II. Standard of Review

“In reviewing a ruling on the merits of a habeas claim, the district court’s findings of fact are reviewed for clear error; its conclusions of law, de novo.” Schaetzle v. Cockrell, 343 F.3d 440, 443 (5th Cir.2003). The Antiterrorism and Effective Death Penalty Act of 1996, 28 U.S.C. § 2254, supplies the proper standards for reviewing the state court ruling. See Jones v. Dretke, 375 F.3d 352, 353-54 (5th Cir. 2004). As to legal issues, the statute provides that the habeas corpus petition should not be granted unless the state court’s adjudication “resulted in a decision that was contrary to, or involved an unreasonable application of, clearly established Federal law, as determined by the Supreme Court of the United States.” 28 U.S.C. § 2254(d)(1). “The state court’s application of the law must be ‘unreasonable’ in addition to being merely ‘incorrect.’ ” Caldwell v. Johnson, 226 F.3d 367, 372 (5th Cir.2000) (citing Williams v. Taylor, 529 U.S. 362, 410, 120 S.Ct. 1495, 146 L.Ed.2d 389 (2000)). “Stated simply, a federal habeas court making the ‘unreasonable application’ inquiry should ask whether the state court’s application of clearly established federal law was objectively unreasonable.” Williams, 529 U.S. at 409, 120 S.Ct. 1495.

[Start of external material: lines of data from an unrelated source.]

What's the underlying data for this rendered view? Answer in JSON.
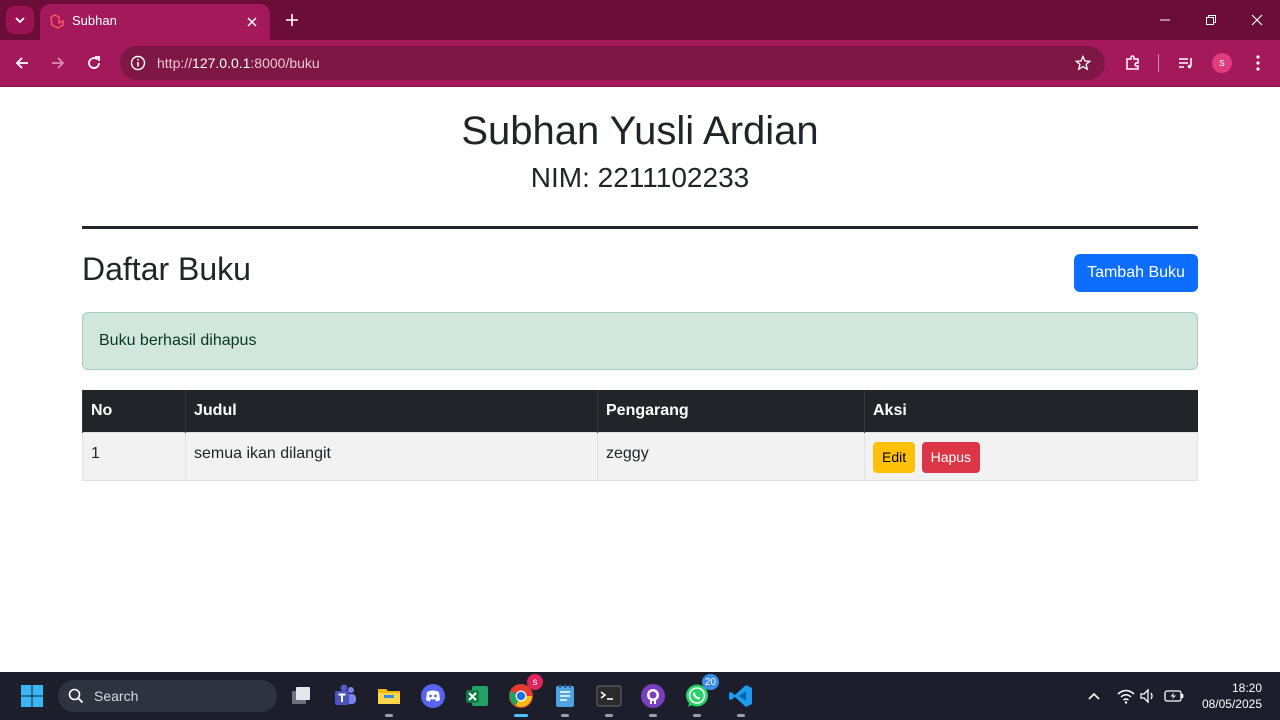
{
  "browser": {
    "tab_title": "Subhan",
    "url_prefix": "http://",
    "url_host": "127.0.0.1",
    "url_rest": ":8000/buku",
    "profile_initial": "s"
  },
  "page": {
    "name": "Subhan Yusli Ardian",
    "nim": "NIM: 2211102233",
    "title": "Daftar Buku",
    "add_button": "Tambah Buku",
    "alert": "Buku berhasil dihapus",
    "table": {
      "headers": [
        "No",
        "Judul",
        "Pengarang",
        "Aksi"
      ],
      "rows": [
        {
          "no": "1",
          "judul": "semua ikan dilangit",
          "pengarang": "zeggy",
          "edit": "Edit",
          "hapus": "Hapus"
        }
      ]
    }
  },
  "taskbar": {
    "search_label": "Search",
    "chrome_badge": "s",
    "whatsapp_badge": "20",
    "time": "18:20",
    "date": "08/05/2025"
  },
  "colors": {
    "tabbar": "#6b0d37",
    "toolbar": "#a3195b",
    "primary": "#0d6efd",
    "alert_bg": "#d1e7dd",
    "table_head": "#212529",
    "edit": "#ffc107",
    "delete": "#dc3545"
  }
}
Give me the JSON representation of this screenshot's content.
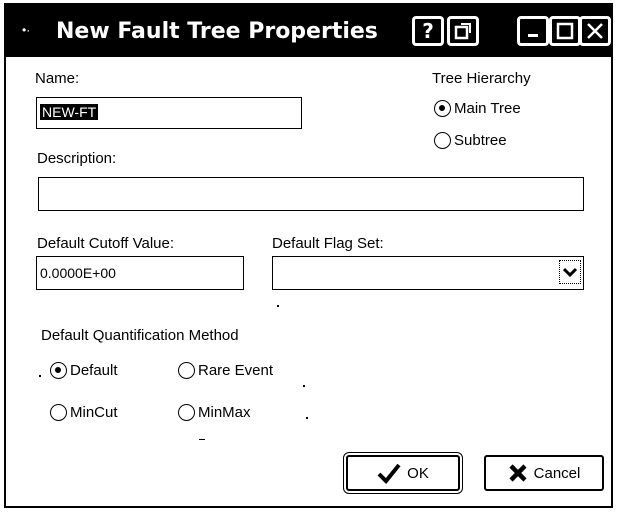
{
  "window": {
    "title": "New Fault Tree Properties",
    "sysmenu_glyph": "•·",
    "help_label": "?"
  },
  "form": {
    "name_label": "Name:",
    "name_value": "NEW-FT",
    "description_label": "Description:",
    "description_value": "",
    "hierarchy_label": "Tree Hierarchy",
    "hierarchy_options": [
      {
        "label": "Main Tree",
        "checked": true
      },
      {
        "label": "Subtree",
        "checked": false
      }
    ],
    "cutoff_label": "Default Cutoff Value:",
    "cutoff_value": "0.0000E+00",
    "flagset_label": "Default Flag Set:",
    "flagset_value": "",
    "quant_label": "Default Quantification Method",
    "quant_options": [
      {
        "label": "Default",
        "checked": true
      },
      {
        "label": "Rare Event",
        "checked": false
      },
      {
        "label": "MinCut",
        "checked": false
      },
      {
        "label": "MinMax",
        "checked": false
      }
    ]
  },
  "buttons": {
    "ok_label": "OK",
    "cancel_label": "Cancel"
  },
  "icons": {
    "help": "question-mark-icon",
    "restore": "restore-window-icon",
    "minimize": "minimize-icon",
    "maximize": "maximize-icon",
    "close": "close-icon",
    "ok": "checkmark-icon",
    "cancel": "x-mark-icon",
    "dropdown": "chevron-down-icon"
  }
}
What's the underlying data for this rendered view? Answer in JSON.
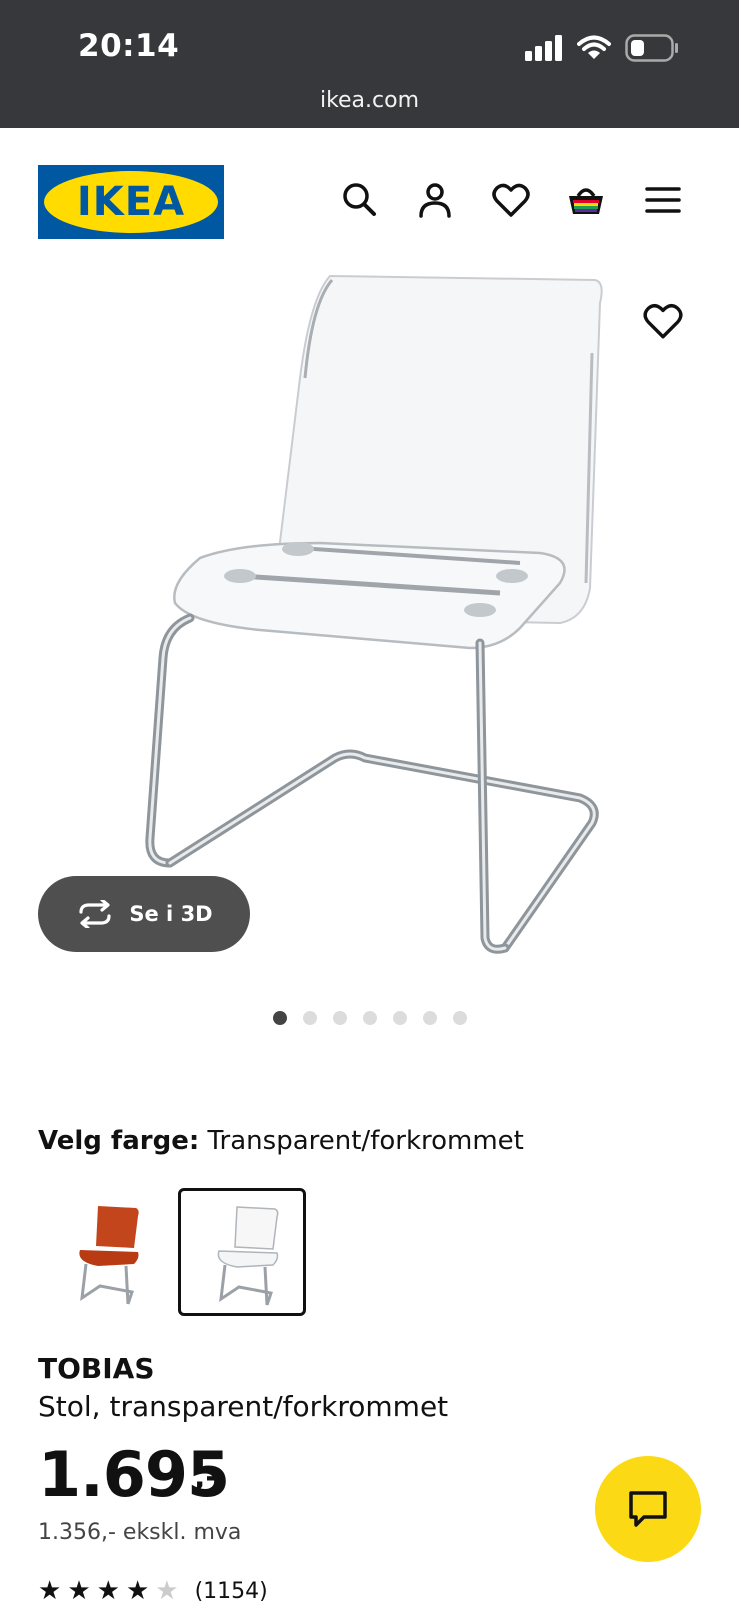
{
  "status_bar": {
    "time": "20:14",
    "url": "ikea.com",
    "icons": [
      "signal-icon",
      "wifi-icon",
      "battery-icon"
    ]
  },
  "header": {
    "logo_text": "IKEA",
    "icons": [
      "search-icon",
      "account-icon",
      "favorites-icon",
      "cart-icon",
      "menu-icon"
    ]
  },
  "gallery": {
    "view_3d_label": "Se i 3D",
    "image_count": 7,
    "active_index": 0
  },
  "color_picker": {
    "label": "Velg farge:",
    "selected_value": "Transparent/forkrommet",
    "options": [
      "brown-red",
      "transparent"
    ],
    "selected_index": 1
  },
  "product": {
    "name": "TOBIAS",
    "description": "Stol, transparent/forkrommet",
    "price": "1.695",
    "price_suffix": ",-",
    "price_ex_vat": "1.356,- ekskl. mva",
    "rating": 4,
    "rating_max": 5,
    "review_count": "(1154)"
  },
  "colors": {
    "ikea_blue": "#0058a3",
    "ikea_yellow": "#ffdb00",
    "chat_yellow": "#fbd914",
    "status_bar": "#36383b"
  }
}
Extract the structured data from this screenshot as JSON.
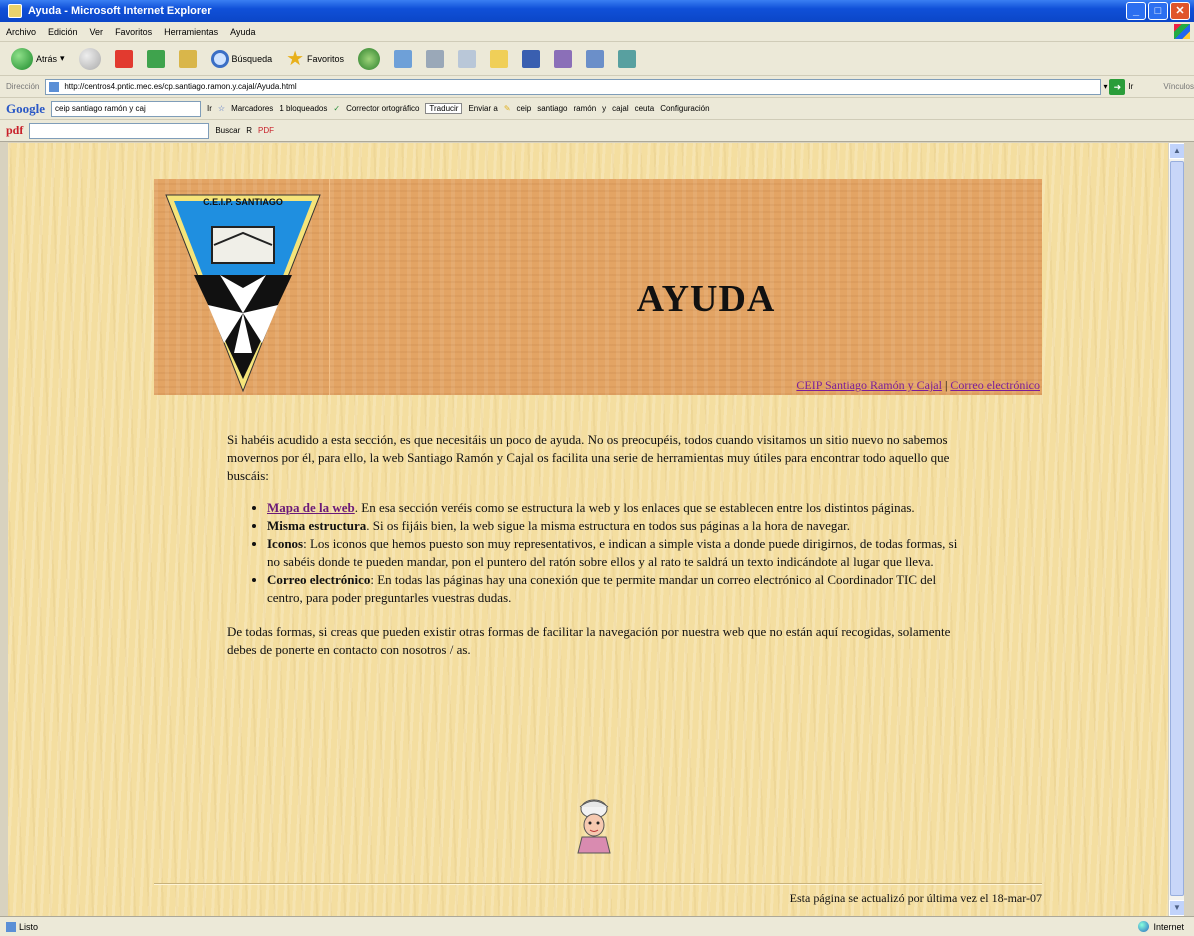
{
  "window": {
    "title": "Ayuda - Microsoft Internet Explorer",
    "controls": [
      "_",
      "□",
      "✕"
    ]
  },
  "menu": [
    "Archivo",
    "Edición",
    "Ver",
    "Favoritos",
    "Herramientas",
    "Ayuda"
  ],
  "toolbar": {
    "back_label": "Atrás",
    "search_label": "Búsqueda",
    "favorites_label": "Favoritos"
  },
  "address": {
    "label": "Dirección",
    "url": "http://centros4.pntic.mec.es/cp.santiago.ramon.y.cajal/Ayuda.html",
    "go_label": "Ir",
    "links_label": "Vínculos"
  },
  "google_bar": {
    "logo": "Google",
    "search_value": "ceip santiago ramón y caj",
    "go_label": "Ir",
    "items": [
      "Marcadores",
      "1 bloqueados",
      "Corrector ortográfico",
      "Traducir",
      "Enviar a",
      "ceip",
      "santiago",
      "ramón",
      "y",
      "cajal",
      "ceuta",
      "Configuración"
    ]
  },
  "pdf_bar": {
    "logo": "pdf",
    "search_label": "Buscar",
    "items": [
      "R",
      "PDF"
    ]
  },
  "page": {
    "title": "AYUDA",
    "header_links": {
      "school": "CEIP Santiago Ramón y Cajal",
      "separator": "|",
      "email": "Correo electrónico"
    },
    "intro": "Si habéis acudido a esta sección, es que necesitáis un poco de ayuda. No os preocupéis, todos cuando visitamos un sitio nuevo no sabemos movernos por él, para ello, la web Santiago Ramón y Cajal os facilita una serie de herramientas muy útiles para encontrar todo aquello que buscáis:",
    "items": [
      {
        "term": "Mapa de la web",
        "text": ". En esa sección veréis como se estructura la web y los enlaces que se establecen entre los distintos páginas."
      },
      {
        "term": "Misma estructura",
        "text": ". Si os fijáis bien, la web sigue la misma estructura en todos sus páginas a la hora de navegar."
      },
      {
        "term": "Iconos",
        "text": ": Los iconos que hemos puesto son muy representativos, e indican a simple vista a donde puede dirigirnos, de todas formas, si no sabéis donde te pueden mandar, pon el puntero del ratón sobre ellos y al rato te saldrá un texto indicándote al lugar que lleva."
      },
      {
        "term": "Correo electrónico",
        "text": ": En todas las páginas hay una conexión que te permite mandar un correo electrónico al Coordinador TIC del centro, para poder preguntarles vuestras dudas."
      }
    ],
    "outro": "De todas formas, si creas que pueden existir otras formas de facilitar la navegación por nuestra web que no están aquí recogidas, solamente debes de ponerte en contacto con nosotros / as.",
    "footer": "Esta página se actualizó por última vez el 18-mar-07"
  },
  "logo": {
    "text": "C.E.I.P. SANTIAGO"
  },
  "status": {
    "left": "Listo",
    "zone": "Internet"
  },
  "colors": {
    "page_background": "#f4dea0",
    "banner": "#e3a464",
    "link": "#7a1e9a",
    "titlebar": "#0b46c7"
  }
}
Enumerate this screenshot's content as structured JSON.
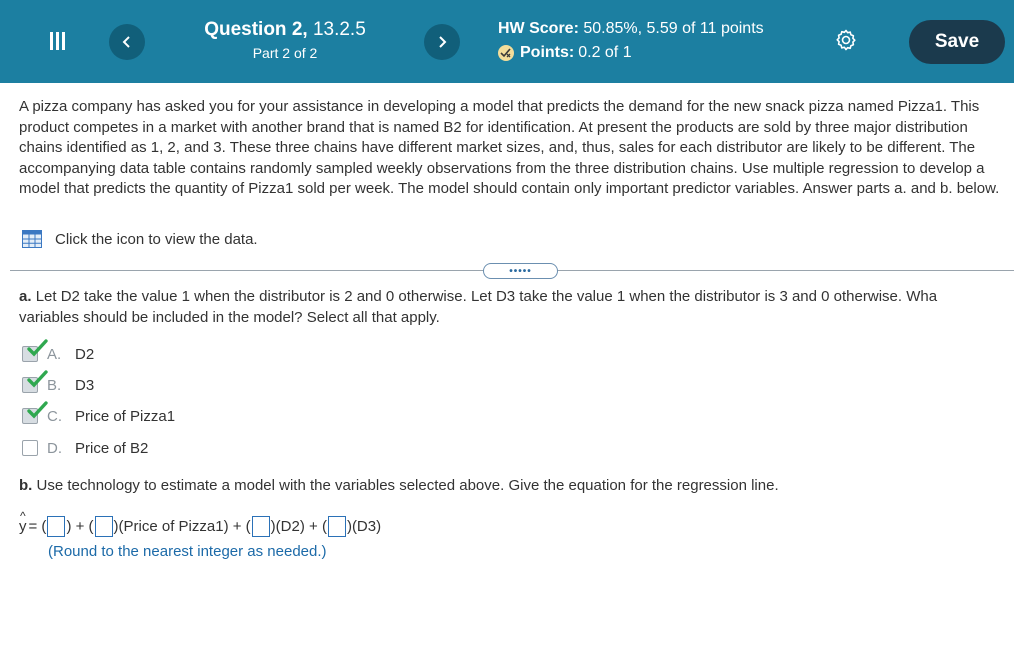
{
  "header": {
    "question_title": "Question 2, 13.2.5",
    "question_title_bold": "Question 2,",
    "question_title_rest": "13.2.5",
    "part_label": "Part 2 of 2",
    "hw_score_label": "HW Score:",
    "hw_score_value": "50.85%, 5.59 of 11 points",
    "points_label": "Points:",
    "points_value": "0.2 of 1",
    "save_label": "Save"
  },
  "problem": {
    "intro": "A pizza company has asked you for your assistance in developing a model that predicts the demand for the new snack pizza named Pizza1. This product competes in a market with another brand that is named B2 for identification. At present the products are sold by three major distribution chains identified as 1, 2, and 3. These three chains have different market sizes, and, thus, sales for each distributor are likely to be different. The accompanying data table contains randomly sampled weekly observations from the three distribution chains. Use multiple regression to develop a model that predicts the quantity of Pizza1 sold per week. The model should contain only important predictor variables. Answer parts a. and b. below.",
    "data_link": "Click the icon to view the data."
  },
  "part_a": {
    "label": "a.",
    "text_line1": "Let D2 take the value 1 when the distributor is 2 and 0 otherwise. Let D3 take the value 1 when the distributor is 3 and 0 otherwise. Wha",
    "text_line2": "variables should be included in the model? Select all that apply.",
    "options": [
      {
        "letter": "A.",
        "text": "D2",
        "checked": true
      },
      {
        "letter": "B.",
        "text": "D3",
        "checked": true
      },
      {
        "letter": "C.",
        "text": "Price of Pizza1",
        "checked": true
      },
      {
        "letter": "D.",
        "text": "Price of B2",
        "checked": false
      }
    ]
  },
  "part_b": {
    "label": "b.",
    "text": "Use technology to estimate a model with the variables selected above. Give the equation for the regression line.",
    "eq_y": "y",
    "eq_hat": "^",
    "eq_equals": "=",
    "term_price": "(Price of Pizza1)",
    "term_d2": "(D2)",
    "term_d3": "(D3)",
    "round_note": "(Round to the nearest integer as needed.)"
  },
  "colors": {
    "header_bg": "#1c7fa1",
    "save_bg": "#1b3a4d",
    "check_green": "#2fa84f",
    "link_blue": "#1c6aa8"
  }
}
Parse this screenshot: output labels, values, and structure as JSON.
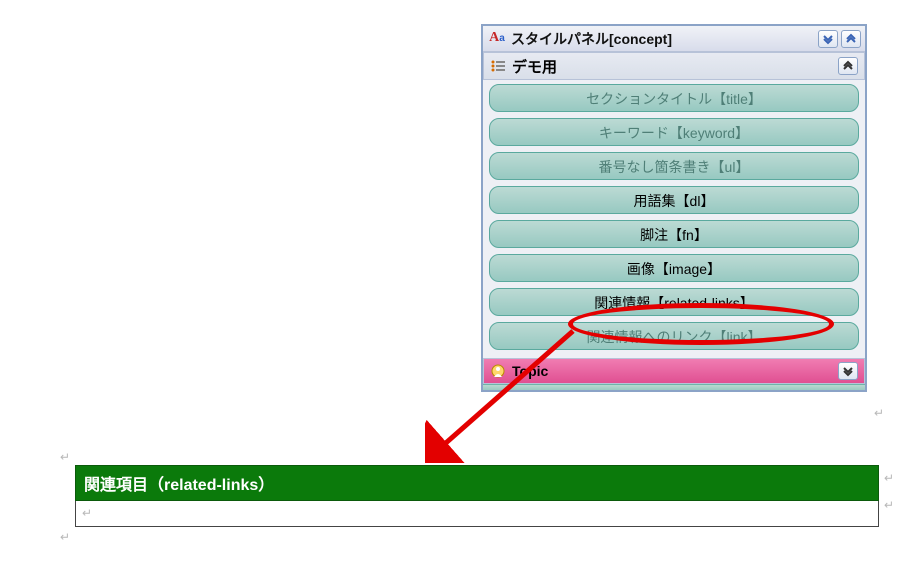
{
  "panel": {
    "title": "スタイルパネル[concept]",
    "section_label": "デモ用",
    "items": [
      {
        "label": "セクションタイトル【title】",
        "enabled": false
      },
      {
        "label": "キーワード【keyword】",
        "enabled": false
      },
      {
        "label": "番号なし箇条書き【ul】",
        "enabled": false
      },
      {
        "label": "用語集【dl】",
        "enabled": true
      },
      {
        "label": "脚注【fn】",
        "enabled": true
      },
      {
        "label": "画像【image】",
        "enabled": true
      },
      {
        "label": "関連情報【related-links】",
        "enabled": true
      },
      {
        "label": "関連情報へのリンク【link】",
        "enabled": false
      }
    ],
    "topic_label": "Topic"
  },
  "result": {
    "header": "関連項目（related-links）"
  }
}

When dealing with factual issues, the habeas petition should not be granted unless the state court’s “decision ... was based on an unreasonable determination of the facts in light of the evidence presented in the State court proceeding.” 28 U.S.C. § 2254(d)(2). “[A] determination of a factual issue made by a State court shall be presumed to be correct. The applicant shall have the burden of rebutting the presumption of correctness by clear and *46 convincing evidence.” 28 U.S.C. § 2254(e)(1); see also Patterson v. Dretke, 370 F.3d 480, 484 (5th Cir.2004). Therefore, “[t]o establish that habeas relief is warranted on the § 2254(d)(2) ground that the state court’s decision was based on an ‘unreasonable determination of the facts ...,’ a petitioner must rebut by clear and convincing evidence the § 2254(e)(1) presumption that a state court’s factual findings are correct.” Foster v. Johnson, 293 F.3d 766, 776 (5th Cir.2002). In addition, the petitioner must show that the mistaken factual determination constituted the basis for the state court’s decision at issue. See Wiggins v. Smith, 539 U.S. 510, 551-52, 123 S.Ct.